Über Freiheit

Aus religiösen Gründen soll ein altes Mütterchen nur von Frauen, keinesfalls von Männern behandelt werden. Doch ein Krankenpfleger will diesem Wunsch nicht nachkommen und seine Berufsfreiheit nicht einschränken.

Eine muslimische Großfamilie hatte ihm seine deutsche Freiheit genommen.
War er darüber so erbost? Oder grämte ihn nur, wie leicht er sie preisgegeben hatte?

Chromosomen oder Kompetenzen

Angetüdelt und sich um Kopf und Kragen redend, saß er vor mir. Im Wohlstandsambiente. Haus. Garten. Hund. Garage. Wir gingen das Geschehene noch einmal durch. Eines Tages, er arbeitete im Krankenhaus, da kam besagte Familie auf seine Station und verlangte ein Heilverfahren. Ein Mütterchen hatte sich etwas eingefangen und nun sorgten ihre männlichen Vormünder für die Behandlung. Sie stellten die Bedingung auf, kein Mann dürfe sie pflegen, ihr Zimmer betreten oder sie operieren. Das stellte die Station vor Probleme. Zwar gab es theoretisch genug weibliche Pfleger aber die Verantwortlichkeiten wurden nicht nach Geschlecht zugeteilt. Es gab zu wenig Chirurginnen und Operationshelferinnen. Die Patientenzimmer waren nicht rein weib- oder männlich organisiert. Und dann noch diese verflixte Sache mit der Gleichstellung der Geschlechter, dieser deutschen Freiheit, vordergründig nicht nach Chromosomen, sondern nach Kompetenz beurteilt zu werden und seinen Beruf ausüben zu können.

Grüne im Einsatz. ©für alle

Die Diskussion mit den männlichen Vormündern wurde naturgemäß hitzig und weil eine Seite sich nicht kompromissbereit zeigte, gab die Station letztlich klein bei. Den Fall bzw. diese mittelalterliche Forderung abzulehnen, getrauten sie sich nicht. Hatten sie doch Angst, die als aggressiv wahrgenommenen Männer würden wiederkommen und die Station kurz und klein schlagen. Anderswo war das wohl schon geschehen. Munkelte man. 

Die haben uns gezwungen

Und so veranstalteten sie ein riesiges Theater, um der Forderung nachzukommen. Für die nötige Routineoperation, die sonst mit örtlicher Betäubung schnell gemacht gewesen wäre, versetzten sie das Mütterchen in Vollnarkose.
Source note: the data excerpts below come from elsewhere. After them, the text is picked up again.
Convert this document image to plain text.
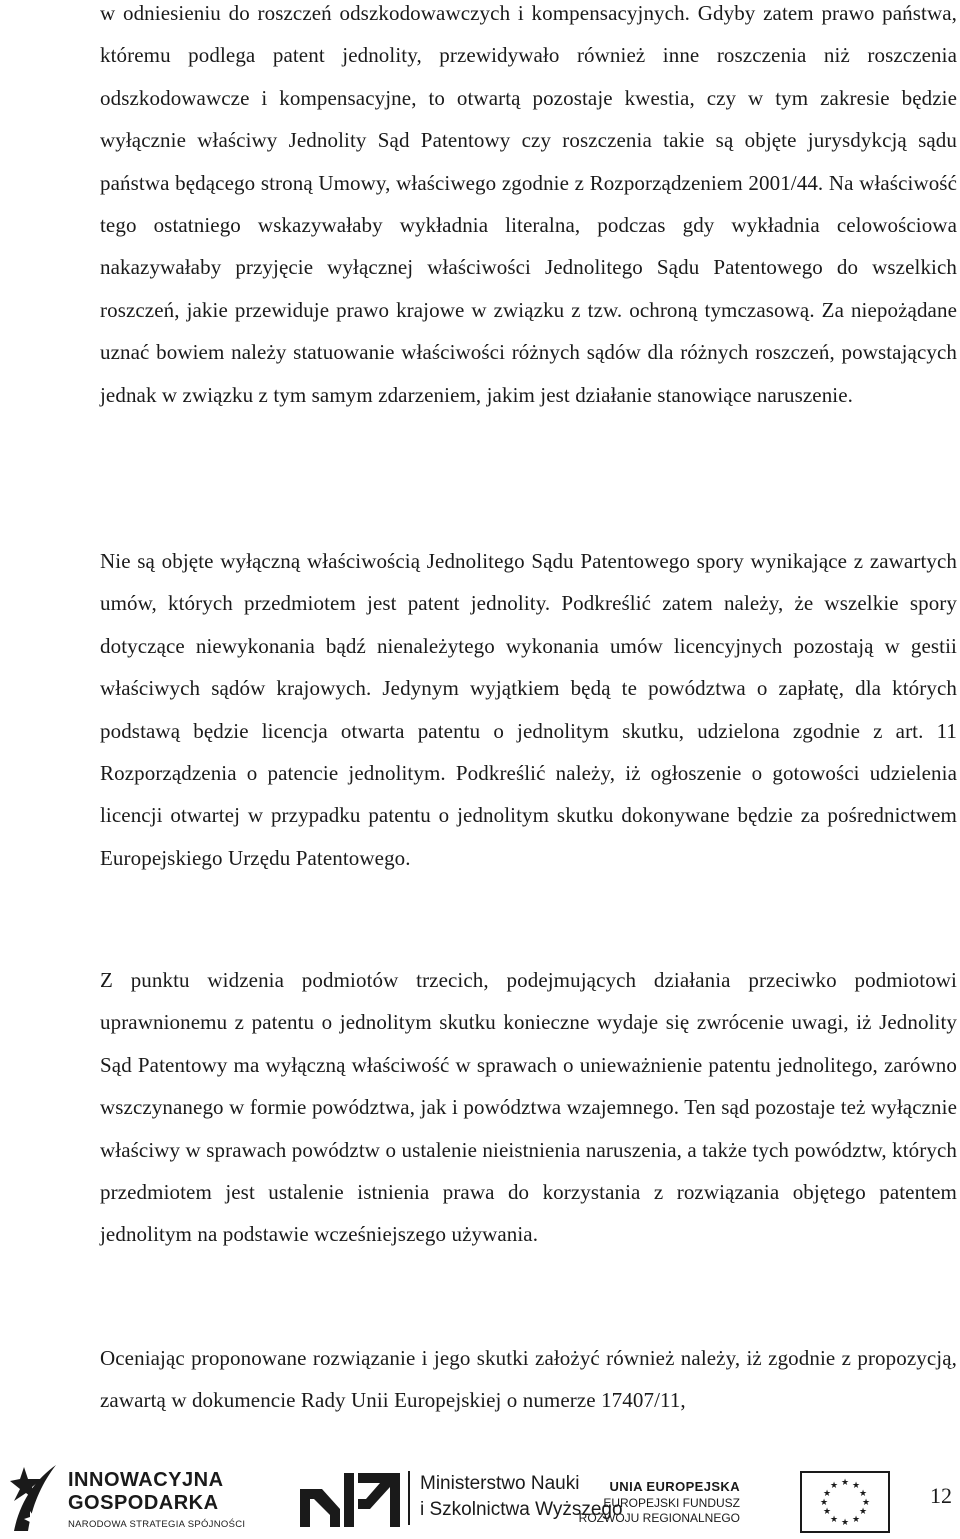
w odniesieniu do roszczeń odszkodowawczych i kompensacyjnych. Gdyby zatem prawo państwa, któremu podlega patent jednolity, przewidywało również inne roszczenia niż roszczenia odszkodowawcze i kompensacyjne, to otwartą pozostaje kwestia, czy w tym zakresie będzie wyłącznie właściwy Jednolity Sąd Patentowy czy roszczenia takie są objęte jurysdykcją sądu państwa będącego stroną Umowy, właściwego zgodnie z Rozporządzeniem 2001/44. Na właściwość tego ostatniego wskazywałaby wykładnia literalna, podczas gdy wykładnia celowościowa nakazywałaby przyjęcie wyłącznej właściwości Jednolitego Sądu Patentowego do wszelkich roszczeń, jakie przewiduje prawo krajowe w związku z tzw. ochroną tymczasową. Za niepożądane uznać bowiem należy statuowanie właściwości różnych sądów dla różnych roszczeń, powstających jednak w związku z tym samym zdarzeniem, jakim jest działanie stanowiące naruszenie.

Nie są objęte wyłączną właściwością Jednolitego Sądu Patentowego spory wynikające z zawartych umów, których przedmiotem jest patent jednolity. Podkreślić zatem należy, że wszelkie spory dotyczące niewykonania bądź nienależytego wykonania umów licencyjnych pozostają w gestii właściwych sądów krajowych. Jedynym wyjątkiem będą te powództwa o zapłatę, dla których podstawą będzie licencja otwarta patentu o jednolitym skutku, udzielona zgodnie z art. 11 Rozporządzenia o patencie jednolitym. Podkreślić należy, iż ogłoszenie o gotowości udzielenia licencji otwartej w przypadku patentu o jednolitym skutku dokonywane będzie za pośrednictwem Europejskiego Urzędu Patentowego.

Z punktu widzenia podmiotów trzecich, podejmujących działania przeciwko podmiotowi uprawnionemu z patentu o jednolitym skutku konieczne wydaje się zwrócenie uwagi, iż Jednolity Sąd Patentowy ma wyłączną właściwość w sprawach o unieważnienie patentu jednolitego, zarówno wszczynanego w formie powództwa, jak i powództwa wzajemnego. Ten sąd pozostaje też wyłącznie właściwy w sprawach powództw o ustalenie nieistnienia naruszenia, a także tych powództw, których przedmiotem jest ustalenie istnienia prawa do korzystania z rozwiązania objętego patentem jednolitym na podstawie wcześniejszego używania.

Oceniając proponowane rozwiązanie i jego skutki założyć również należy, iż zgodnie z propozycją, zawartą w dokumencie Rady Unii Europejskiej o numerze 17407/11,

INNOWACYJNA
GOSPODARKA
NARODOWA STRATEGIA SPÓJNOŚCI
Ministerstwo Nauki
i Szkolnictwa Wyższego
UNIA EUROPEJSKA
EUROPEJSKI FUNDUSZ
ROZWOJU REGIONALNEGO
★ ★
★
★
★
★
★
★
★
★
★
★	12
Nur um dann, war sie einmal eingeschlafen, die Schwestern aus dem Raum springen zu lassen und die Chirurgen und Operationshelfer herbei zu holen. Als sie aufwachte dann: Puff! Standen wieder nur Frauen um sie herum.

Dass er, seines Zeichens Operationshelfer, an diesem Tag ein Stück Freiheit abgeben hatte, ist nicht meine Diagnose, sondern seine. Er fühlte sich schlecht, weil er entgegen seiner Überzeugung gehandelte hatte und lud die Schuld nun ab: „Diese Muslime haben uns, die haben mich, gezwungen ihre Lebensart durchzusetzen.“ Dieser Schlussfolgerung entsprang dann die nur natürliche Generalisierung und blinde Abneigung, die ich Ihnen hier zu beschreiben ersparen möchte.

Für Freiheit einstehen

Erst später fiel mir auf, dass er verantwortlich war. Dass nur er, stand er auch unter Druck, ein Stück seiner Freiheit aufgegeben hatte. Nicht diese Familie war dafür haftbar zu machen, sie zeigte ihm nur, wie feige er war und wie sehr er sich würde fürchten müssen, weil die, die da anders dachten als er, so viel stärker und rücksichtsloser waren. 

Gerne hätte ich ihm gesagt: Eine Freiheit für die man nicht einsteht, ist wertlos. Eine Überzeugung für die man nicht streitet, leblos.